I do not want in any way to minimize the import of the suffering of your grandparents nor of any of the many millions of others at the hands of the Nazis. It’s difficult to compare degrees of horror, but with all respect I ask you: Mass murder, imprisonment, and torture of a civilian population, and a day to day life permeated by fear – is that nothing like the terror they faced?
There are people in places like Sri Lanka in fear about being murdered, imprisoned or tortured by their government, just for being Tamils. Is that something we want to support? Whether the fear is well founded is a matter for a competent court to decide, but we cannot discount that the fear is real.
If we go to Sri Lanka, or elsewhere, and find people who are trying to plot an escape from such perceived persecution, people in fear of their lives, and we deliberately interfere with that escape, do we not become accessories to their persecution?
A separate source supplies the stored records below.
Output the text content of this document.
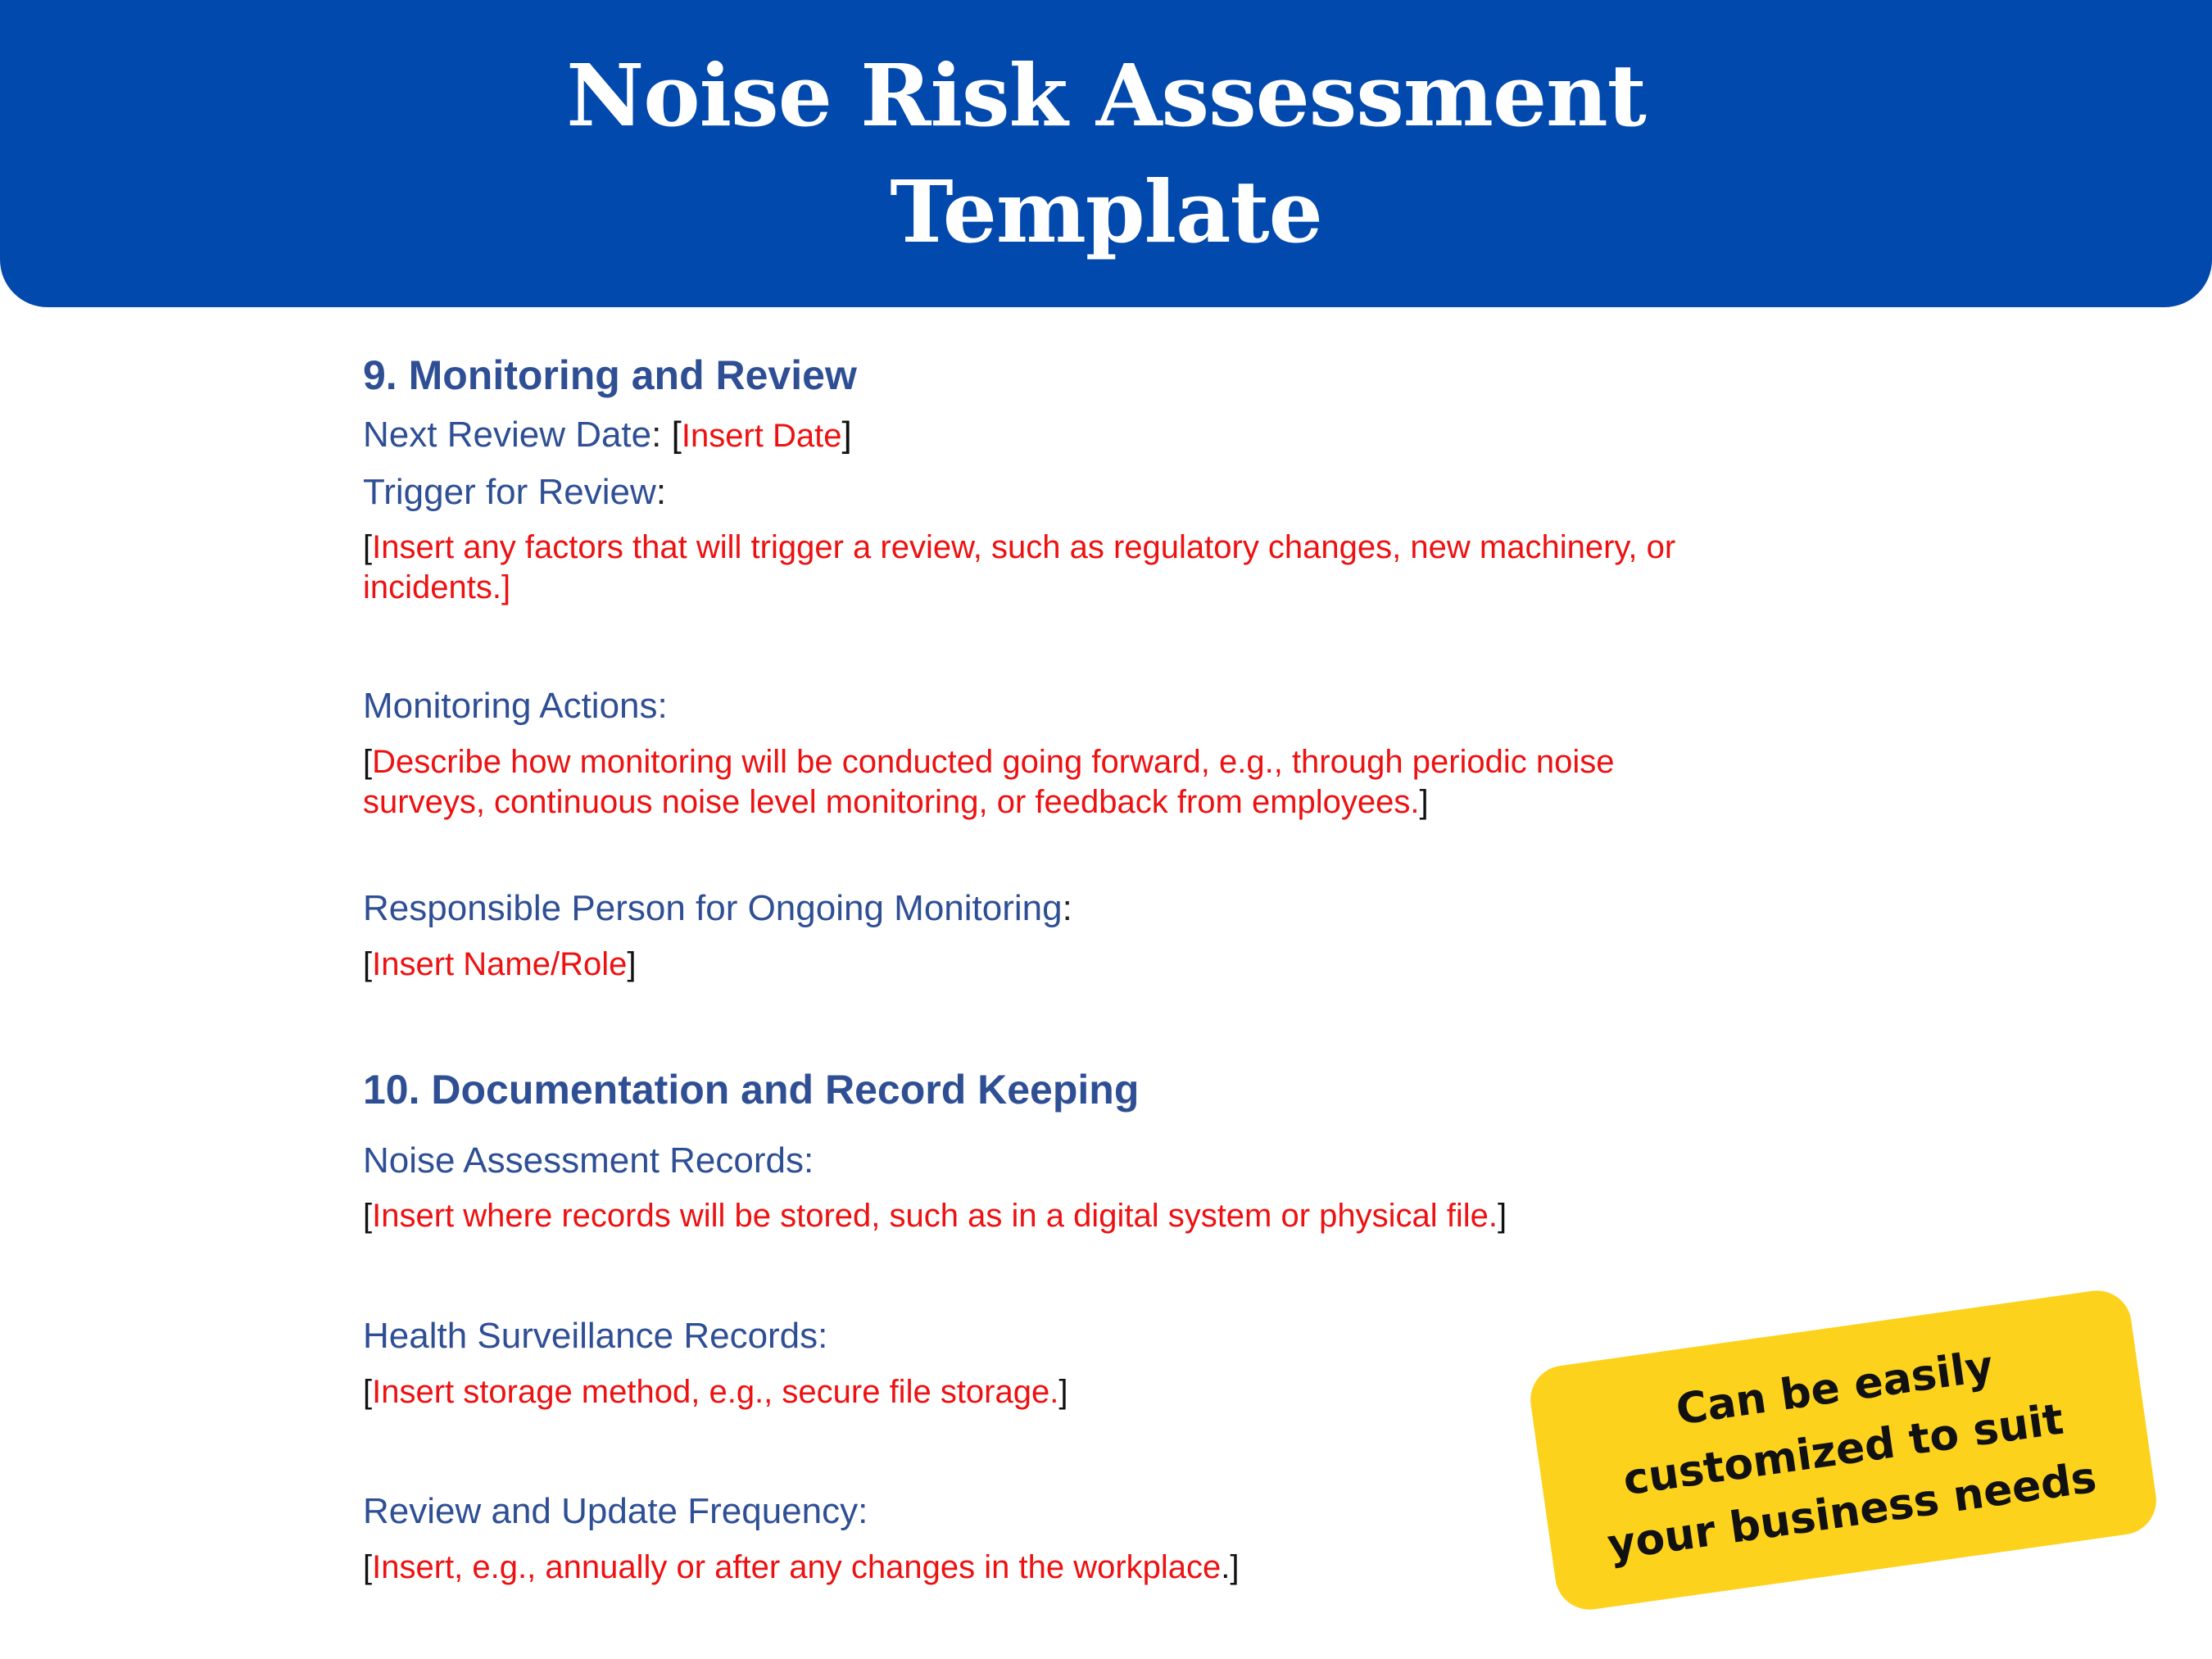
Noise Risk Assessment
Template
9. Monitoring and Review
Next Review Date: [Insert Date]
Trigger for Review:
[Insert any factors that will trigger a review, such as regulatory changes, new machinery, or
incidents.]
Monitoring Actions:
[Describe how monitoring will be conducted going forward, e.g., through periodic noise
surveys, continuous noise level monitoring, or feedback from employees.]
Responsible Person for Ongoing Monitoring:
[Insert Name/Role]
10. Documentation and Record Keeping
Noise Assessment Records:
[Insert where records will be stored, such as in a digital system or physical file.]
Health Surveillance Records:
[Insert storage method, e.g., secure file storage.]
Review and Update Frequency:
[Insert, e.g., annually or after any changes in the workplace.]
Can be easily customized to suit your business needs
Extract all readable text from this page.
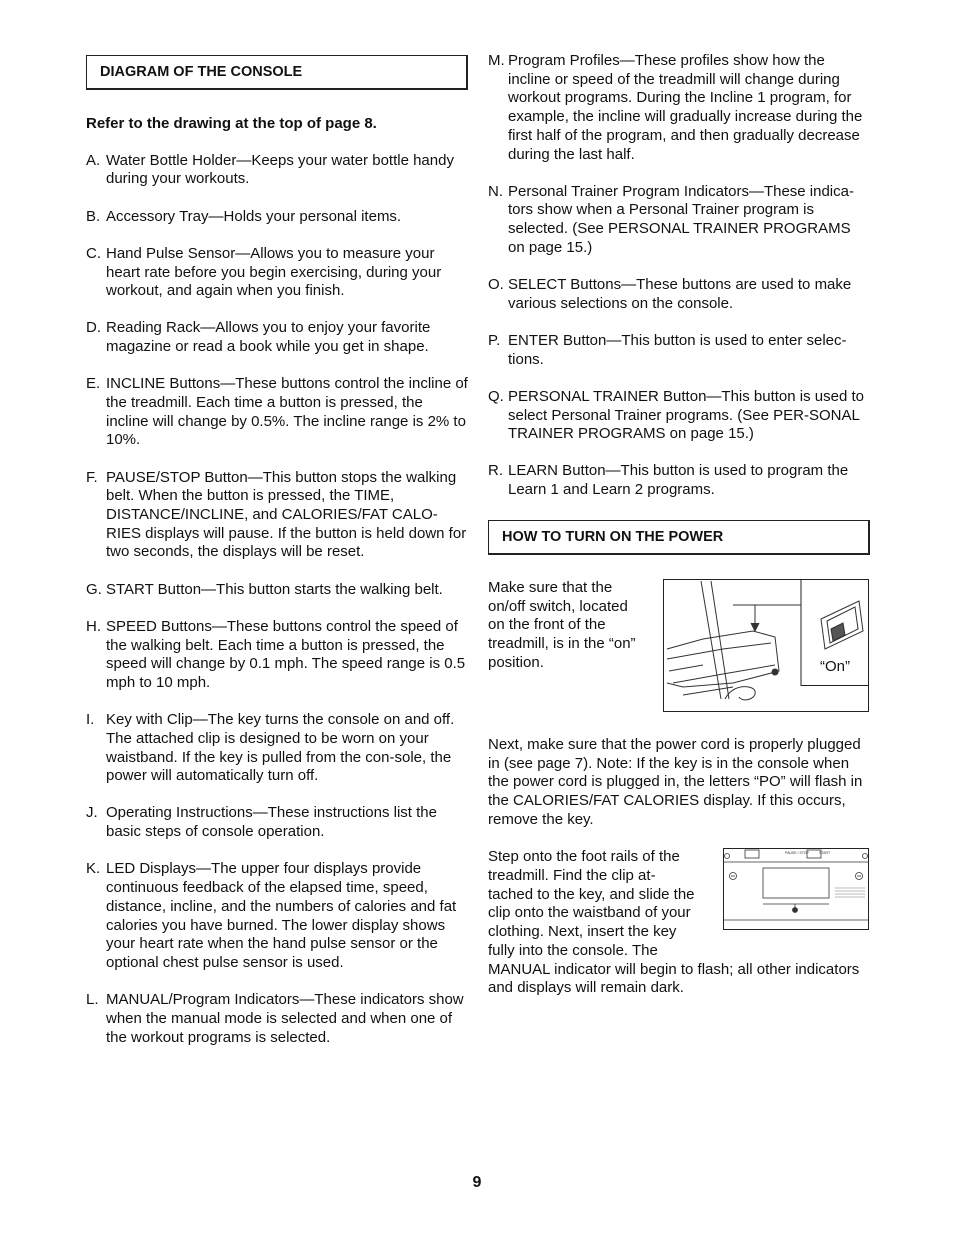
DIAGRAM OF THE CONSOLE
Refer to the drawing at the top of page 8.
A. Water Bottle Holder—Keeps your water bottle handy during your workouts.
B. Accessory Tray—Holds your personal items.
C. Hand Pulse Sensor—Allows you to measure your heart rate before you begin exercising, during your workout, and again when you finish.
D. Reading Rack—Allows you to enjoy your favorite magazine or read a book while you get in shape.
E. INCLINE Buttons—These buttons control the incline of the treadmill. Each time a button is pressed, the incline will change by 0.5%. The incline range is 2% to 10%.
F. PAUSE/STOP Button—This button stops the walking belt. When the button is pressed, the TIME, DISTANCE/INCLINE, and CALORIES/FAT CALO-RIES displays will pause. If the button is held down for two seconds, the displays will be reset.
G. START Button—This button starts the walking belt.
H. SPEED Buttons—These buttons control the speed of the walking belt. Each time a button is pressed, the speed will change by 0.1 mph. The speed range is 0.5 mph to 10 mph.
I. Key with Clip—The key turns the console on and off. The attached clip is designed to be worn on your waistband. If the key is pulled from the con-sole, the power will automatically turn off.
J. Operating Instructions—These instructions list the basic steps of console operation.
K. LED Displays—The upper four displays provide continuous feedback of the elapsed time, speed, distance, incline, and the numbers of calories and fat calories you have burned. The lower display shows your heart rate when the hand pulse sensor or the optional chest pulse sensor is used.
L. MANUAL/Program Indicators—These indicators show when the manual mode is selected and when one of the workout programs is selected.
M. Program Profiles—These profiles show how the incline or speed of the treadmill will change during workout programs. During the Incline 1 program, for example, the incline will gradually increase during the first half of the program, and then gradually decrease during the last half.
N. Personal Trainer Program Indicators—These indica-tors show when a Personal Trainer program is selected. (See PERSONAL TRAINER PROGRAMS on page 15.)
O. SELECT Buttons—These buttons are used to make various selections on the console.
P. ENTER Button—This button is used to enter selec-tions.
Q. PERSONAL TRAINER Button—This button is used to select Personal Trainer programs. (See PER-SONAL TRAINER PROGRAMS on page 15.)
R. LEARN Button—This button is used to program the Learn 1 and Learn 2 programs.
HOW TO TURN ON THE POWER
Make sure that the on/off switch, located on the front of the treadmill, is in the “on” position.	“On”
Next, make sure that the power cord is properly plugged in (see page 7). Note: If the key is in the console when the power cord is plugged in, the letters “PO” will flash in the CALORIES/FAT CALORIES display. If this occurs, remove the key.
Step onto the foot rails of the treadmill. Find the clip at-tached to the key, and slide the clip onto the waistband of your clothing. Next, insert the key fully into the console. The
MANUAL indicator will begin to flash; all other indicators and displays will remain dark.
PAUSE / STOP	START
9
If we work with their government, the very government that they contend is committing these oppressive acts, to identify them and stop their escape, are we not even further complicit? Are we not, then, collaborating with their oppressors?
It sounds to me, though the rhetoric is wrapped in terms of concern for human trafficking and smuggling, that that’s exactly what our government wants to do. It sounds to me like they haven’t thought it all the way through.
Legal Immigration and Refugees
There are indeed legal ways to immigrate here, but the Tamils from the Sun Sea are, more specifically, claiming to be refugees. As such, what they’ve done is also legal.
It is true that this is an option that was not available to your grandparents, and it is in no small part due to their suffering and the suffering of so many millions of others that the UN Declaration on Human Rights came about – recognizing the right of people to go to another country and ask for asylum. This is the very right that the Tamils from the MV Sun Sea have invoked.
If this was available in 1939 rather than 1948, perhaps the (Liberal!) government of the day wouldn’t have turned back the ocean liner St. Louis leading to many of her passengers to later die in Nazi concentration camps, and perhaps many many more as well could have been spared the holocaust.
Let us not interfere with refugees who seek an escape from their own contemporary terror. If we cannot help them, let us at least not contribute to their harm.
Illegal Immigration and Human Trafficking
Let us definitely address illegal immigration and the horrors of human trafficking as well. But in our zeal to do this, let’s be sure we fully honour our duty of care to the all too many persecuted people in this world who stand to get caught in the cross-fire in such efforts.